A FRAMEWORK FOR COMMUNICATION
The illusion of communication. What is it and why is it a problem? According to Purvis, it's exactly what it sounds like. By all outward appearances communication has taken place—two people face-to-face have had a conversation—but authentic communication hasn't taken place. Messages sent haven't been received by either party. "I'm sure you can think of times where the illusion of communication has taken place," says Purvis. "What this results in is everyone thinking everything's okay, when in reality it's not. This is a problem for obvious reasons."
So how can we make sure our communications are authentic, in particular our face-to-face conversations? In Purvis’ opinion, while technology has created efficiencies, conversation has taken the back burner and been all but lost. Think for a moment: is it easier for you to have a ‘tough’ conversation via email, or face-to-face in the same room? How often do we IM or text each other ad nauseam instead of just getting together in a conference room to work through a project? For compliance teams, it’s no longer enough to sit in the back office sending emails. You and your team are increasingly required to engage with front office employees to ensure a complete understanding of the company code of ethics and the processes for complying. So how can we improve our face-to-face skills? Here's a framework to get you started.
1. BE PRESENT
Can you think of someone who's great at connecting with people? Perhaps a figure of some renown or someone from your own life? What makes this person such a great communicator? Chances are, this person makes a point of being completely present in the conversation. "The first key to effective communication is to simply listen," says Purvis. "A lot of people think they're listening when in actuality they're not. Listening is a skill, and like any other skill it takes practice and effort." It's terribly hard for the mind not to wander. By one account it's because the brain—being such a capable computing device—gets easily bored. It continually needs something to do. And sometimes that something is jumping ahead in the conversation to craft a response to a conversational partner before that partner has even finished his or her thought.
This brain boredom can also manifest itself as that itchy feeling to jump in and solve the person's dilemma. "Can you listen without taking action?" asks Purvis. "Can you listen without judging? It's hard. You need to make an active choice not to act, but to simply be present. Your goal, when you're talking with someone, is to make them feel safe, to make them feel heard. When you do that you're building trust. When you build trust, the walls come down and people become receptive. A simple thing is to learn someone's name. That's a way to build trust. Take the time to learn the name of the person you're speaking with. So simple yet so powerful."
2. BE MOBILE
"Your goal here is to travel," says Purvis. "Imagine a circle. 360 degrees. When you communicate you need to travel that full 360 degrees to completely encompass that person. To understand where she's coming from. To make sure you're thinking about the topic from her perspective and considering how she receives information. When you've traveled that full 360 degrees, and you're back where you started, now you're able to communicate truly and authentically."

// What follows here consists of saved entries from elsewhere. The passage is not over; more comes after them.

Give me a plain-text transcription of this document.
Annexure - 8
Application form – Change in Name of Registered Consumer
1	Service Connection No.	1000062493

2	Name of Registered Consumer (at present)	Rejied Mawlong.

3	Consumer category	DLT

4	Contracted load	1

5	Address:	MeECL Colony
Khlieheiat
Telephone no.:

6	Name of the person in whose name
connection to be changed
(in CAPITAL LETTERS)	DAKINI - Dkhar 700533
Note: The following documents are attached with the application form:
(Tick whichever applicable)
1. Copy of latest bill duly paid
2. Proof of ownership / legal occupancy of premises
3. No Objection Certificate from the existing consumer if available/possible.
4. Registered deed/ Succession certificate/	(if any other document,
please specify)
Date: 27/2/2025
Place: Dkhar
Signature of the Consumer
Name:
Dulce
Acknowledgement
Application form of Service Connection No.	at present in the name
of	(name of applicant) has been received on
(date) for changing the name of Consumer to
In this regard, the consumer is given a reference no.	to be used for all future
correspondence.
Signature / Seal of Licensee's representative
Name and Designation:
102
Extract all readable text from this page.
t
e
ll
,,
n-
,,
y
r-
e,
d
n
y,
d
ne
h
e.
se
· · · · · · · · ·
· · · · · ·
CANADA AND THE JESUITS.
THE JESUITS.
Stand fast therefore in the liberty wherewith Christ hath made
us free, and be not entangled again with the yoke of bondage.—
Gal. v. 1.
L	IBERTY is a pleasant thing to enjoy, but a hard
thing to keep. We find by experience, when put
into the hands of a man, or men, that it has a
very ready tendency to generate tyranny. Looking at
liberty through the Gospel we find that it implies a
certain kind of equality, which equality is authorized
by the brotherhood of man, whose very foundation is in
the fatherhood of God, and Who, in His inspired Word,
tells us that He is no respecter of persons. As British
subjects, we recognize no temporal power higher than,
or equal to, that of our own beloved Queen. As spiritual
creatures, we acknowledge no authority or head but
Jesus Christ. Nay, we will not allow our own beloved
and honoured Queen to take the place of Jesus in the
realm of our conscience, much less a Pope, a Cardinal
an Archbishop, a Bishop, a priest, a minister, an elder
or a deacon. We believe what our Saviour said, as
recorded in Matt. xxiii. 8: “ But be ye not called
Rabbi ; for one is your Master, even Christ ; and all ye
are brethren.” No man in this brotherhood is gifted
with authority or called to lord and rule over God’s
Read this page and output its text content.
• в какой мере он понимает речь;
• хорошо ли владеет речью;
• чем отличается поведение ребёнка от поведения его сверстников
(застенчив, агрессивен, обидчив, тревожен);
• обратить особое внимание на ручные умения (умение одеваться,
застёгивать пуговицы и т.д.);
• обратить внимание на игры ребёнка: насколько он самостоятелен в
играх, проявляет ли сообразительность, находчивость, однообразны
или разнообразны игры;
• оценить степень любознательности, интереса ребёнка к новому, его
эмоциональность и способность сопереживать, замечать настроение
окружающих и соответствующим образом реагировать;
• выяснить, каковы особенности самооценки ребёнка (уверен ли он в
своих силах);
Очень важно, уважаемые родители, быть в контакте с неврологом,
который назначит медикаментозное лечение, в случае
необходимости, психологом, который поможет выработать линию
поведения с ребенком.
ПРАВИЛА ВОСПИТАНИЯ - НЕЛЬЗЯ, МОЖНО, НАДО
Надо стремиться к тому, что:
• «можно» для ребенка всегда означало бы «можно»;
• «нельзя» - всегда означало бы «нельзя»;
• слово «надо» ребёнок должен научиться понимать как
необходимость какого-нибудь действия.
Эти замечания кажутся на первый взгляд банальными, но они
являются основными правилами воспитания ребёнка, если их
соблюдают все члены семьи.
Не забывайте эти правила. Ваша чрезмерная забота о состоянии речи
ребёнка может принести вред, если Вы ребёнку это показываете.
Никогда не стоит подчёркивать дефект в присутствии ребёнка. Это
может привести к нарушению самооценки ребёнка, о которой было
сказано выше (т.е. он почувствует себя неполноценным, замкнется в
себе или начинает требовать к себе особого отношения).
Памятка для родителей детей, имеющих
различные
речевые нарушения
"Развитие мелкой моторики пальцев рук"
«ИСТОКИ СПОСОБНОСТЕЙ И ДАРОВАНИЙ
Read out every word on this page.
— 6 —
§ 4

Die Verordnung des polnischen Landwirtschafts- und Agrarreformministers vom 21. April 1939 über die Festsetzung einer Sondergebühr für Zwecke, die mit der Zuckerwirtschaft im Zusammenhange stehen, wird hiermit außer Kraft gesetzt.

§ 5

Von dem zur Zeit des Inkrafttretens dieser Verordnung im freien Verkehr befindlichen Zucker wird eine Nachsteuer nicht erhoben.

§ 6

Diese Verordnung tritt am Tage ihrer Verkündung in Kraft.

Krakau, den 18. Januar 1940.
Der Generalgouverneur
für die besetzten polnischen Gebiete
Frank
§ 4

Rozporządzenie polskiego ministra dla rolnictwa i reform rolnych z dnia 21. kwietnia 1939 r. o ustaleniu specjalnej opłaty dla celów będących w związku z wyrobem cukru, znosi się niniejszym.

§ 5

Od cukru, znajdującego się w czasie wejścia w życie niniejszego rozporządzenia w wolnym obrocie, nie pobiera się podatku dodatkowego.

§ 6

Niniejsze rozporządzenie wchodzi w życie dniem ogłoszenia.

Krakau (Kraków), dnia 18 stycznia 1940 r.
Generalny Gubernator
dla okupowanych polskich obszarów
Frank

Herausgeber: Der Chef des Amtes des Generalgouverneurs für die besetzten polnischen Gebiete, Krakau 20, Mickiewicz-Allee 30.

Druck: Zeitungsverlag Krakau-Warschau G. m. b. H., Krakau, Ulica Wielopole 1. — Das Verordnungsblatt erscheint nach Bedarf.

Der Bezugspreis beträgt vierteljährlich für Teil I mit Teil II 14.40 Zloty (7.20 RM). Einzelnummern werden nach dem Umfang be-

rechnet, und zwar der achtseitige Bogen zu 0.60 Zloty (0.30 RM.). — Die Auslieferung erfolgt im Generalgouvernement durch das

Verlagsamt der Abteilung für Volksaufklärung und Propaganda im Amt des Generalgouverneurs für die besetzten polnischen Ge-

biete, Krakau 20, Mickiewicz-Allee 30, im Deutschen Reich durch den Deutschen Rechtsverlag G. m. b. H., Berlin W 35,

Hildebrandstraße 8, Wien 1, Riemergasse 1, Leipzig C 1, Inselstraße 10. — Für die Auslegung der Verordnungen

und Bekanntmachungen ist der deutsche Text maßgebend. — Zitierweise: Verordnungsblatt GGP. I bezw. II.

By encompassing other people you're learning their language. It's akin to making the effort to learn Japanese if that's the only language your conversational partner speaks, rather than bulldozing ahead in increasingly slower and louder English. Most people communicate from the perspective of how they themselves communicate—how they receive information and perceive things. They don't take the time to make the full loop and complete the circle.
Purvis ends this portion of the workshop with the following plea: "Encompassing the other person—learning their language in order to authentically communicate—may entail getting over yourself just a little bit. Again, often times people are so hooked on what they have to say that they're just waiting for the other person to finish so they can start in with their own thoughts. Master how others speak and you'll capture their attention. Learn what people value—strive to empathize with them—and you'll communicate with them more effectively."
3. BE POSITIVE
It's not inevitable, but highly likely, that in the course of your communications with someone—whether a single instance of conversation or a series of conversations conducted over a period of time—that you will make some sort of negative impression. That you will either accidentally utter something you shouldn't have or perhaps be required to deliver some unwelcome truth. At these times, you'll be happy if you've kept your conversational balance in positive territory.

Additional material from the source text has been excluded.